If I have say 1 year daily close price of a stock and I divide it in ratio of 80:20 as train:test data.
Now I use TimeSeriesGenerator to fit the model on train data.
After fitting the model I want to test for that I would use say last 20 records from train dataset to predict the next record inorder to compare with the first record in test dataset.
Now i wanted to ask is inorder to predict the 2nd record should I replace the last record in train data with the predicted data or first data from test dataset?
What I mean is in the below code
test_predictions = []
first_eval_batch = scaled_train[-n_input:]
current_batch = first_eval_batch.reshape((1, n_input, n_features))
for i in range(len(test)):
# get the prediction value for the first batch
current_pred = model.predict(current_batch)[0]
# append the prediction into the array
test_predictions.append(current_pred)
# use the prediction to update the batch and remove the first value
current_batch = np.append(current_batch[:,1:,:],[[scaled_test[i]]],axis=1)
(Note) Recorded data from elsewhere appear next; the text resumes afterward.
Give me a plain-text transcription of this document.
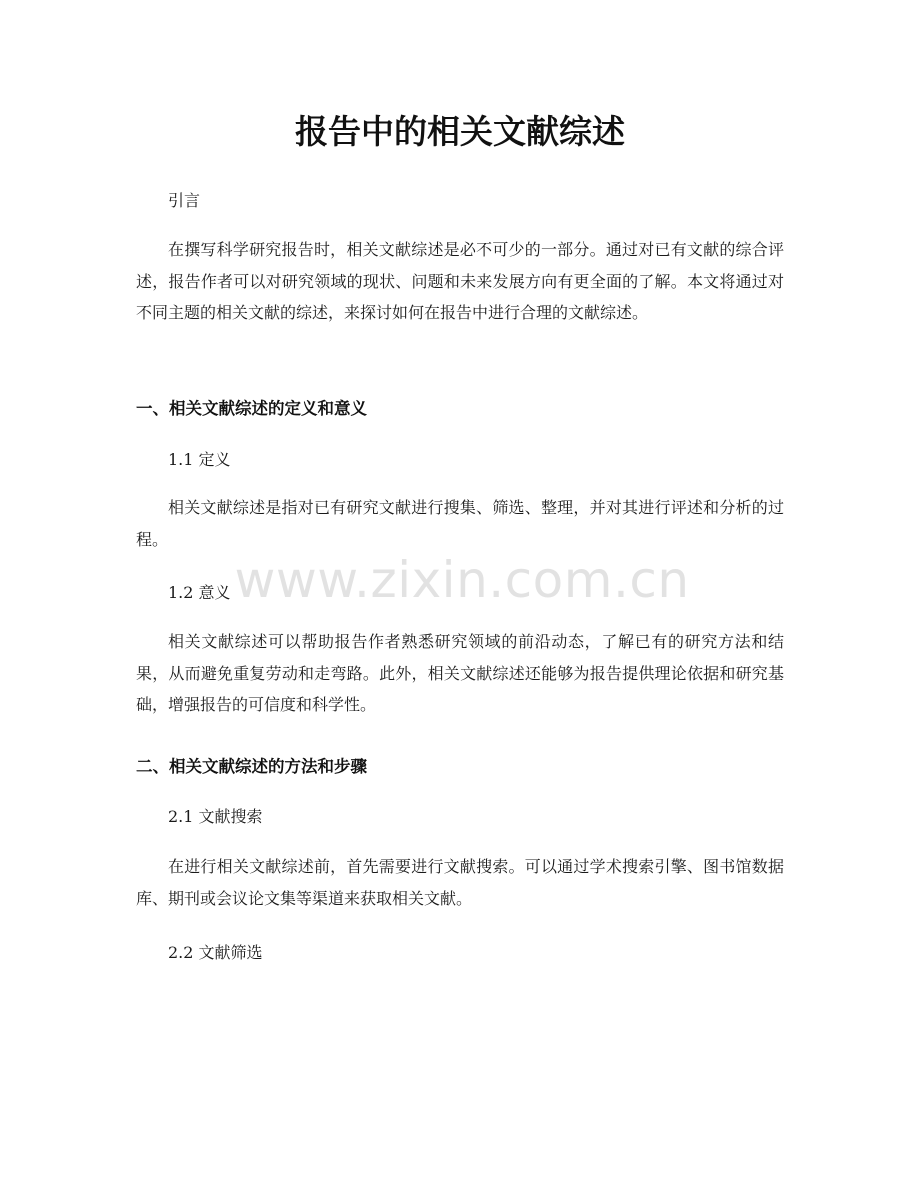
报告中的相关文献综述

引言

在撰写科学研究报告时，相关文献综述是必不可少的一部分。通过对已有文献的综合评述，报告作者可以对研究领域的现状、问题和未来发展方向有更全面的了解。本文将通过对不同主题的相关文献的综述，来探讨如何在报告中进行合理的文献综述。

一、相关文献综述的定义和意义

1.1 定义

相关文献综述是指对已有研究文献进行搜集、筛选、整理，并对其进行评述和分析的过程。

1.2 意义

相关文献综述可以帮助报告作者熟悉研究领域的前沿动态，了解已有的研究方法和结果，从而避免重复劳动和走弯路。此外，相关文献综述还能够为报告提供理论依据和研究基础，增强报告的可信度和科学性。

二、相关文献综述的方法和步骤

2.1 文献搜索

在进行相关文献综述前，首先需要进行文献搜索。可以通过学术搜索引擎、图书馆数据库、期刊或会议论文集等渠道来获取相关文献。

2.2 文献筛选

www.zixin.com.cn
at the last line should I use scaled_test[i]
or current_pred
?
Best Answer
You've trained the model on the whole train set, and now you're moving onto test.
If I understand correctly, you want to know: for the 2nd point in the test set, you can replace the last data point your model sees as the predicted value for the 1st test value, or the real test set value.
This depends on whether in real implementation, you would actually know that 1st value by the time the 2nd one came around. Basically, if by day 2, you would actually know the real closing price from day 1, then use the actual price! No harm in that, because there's no data leakage since you would have actually known the real price from day 1.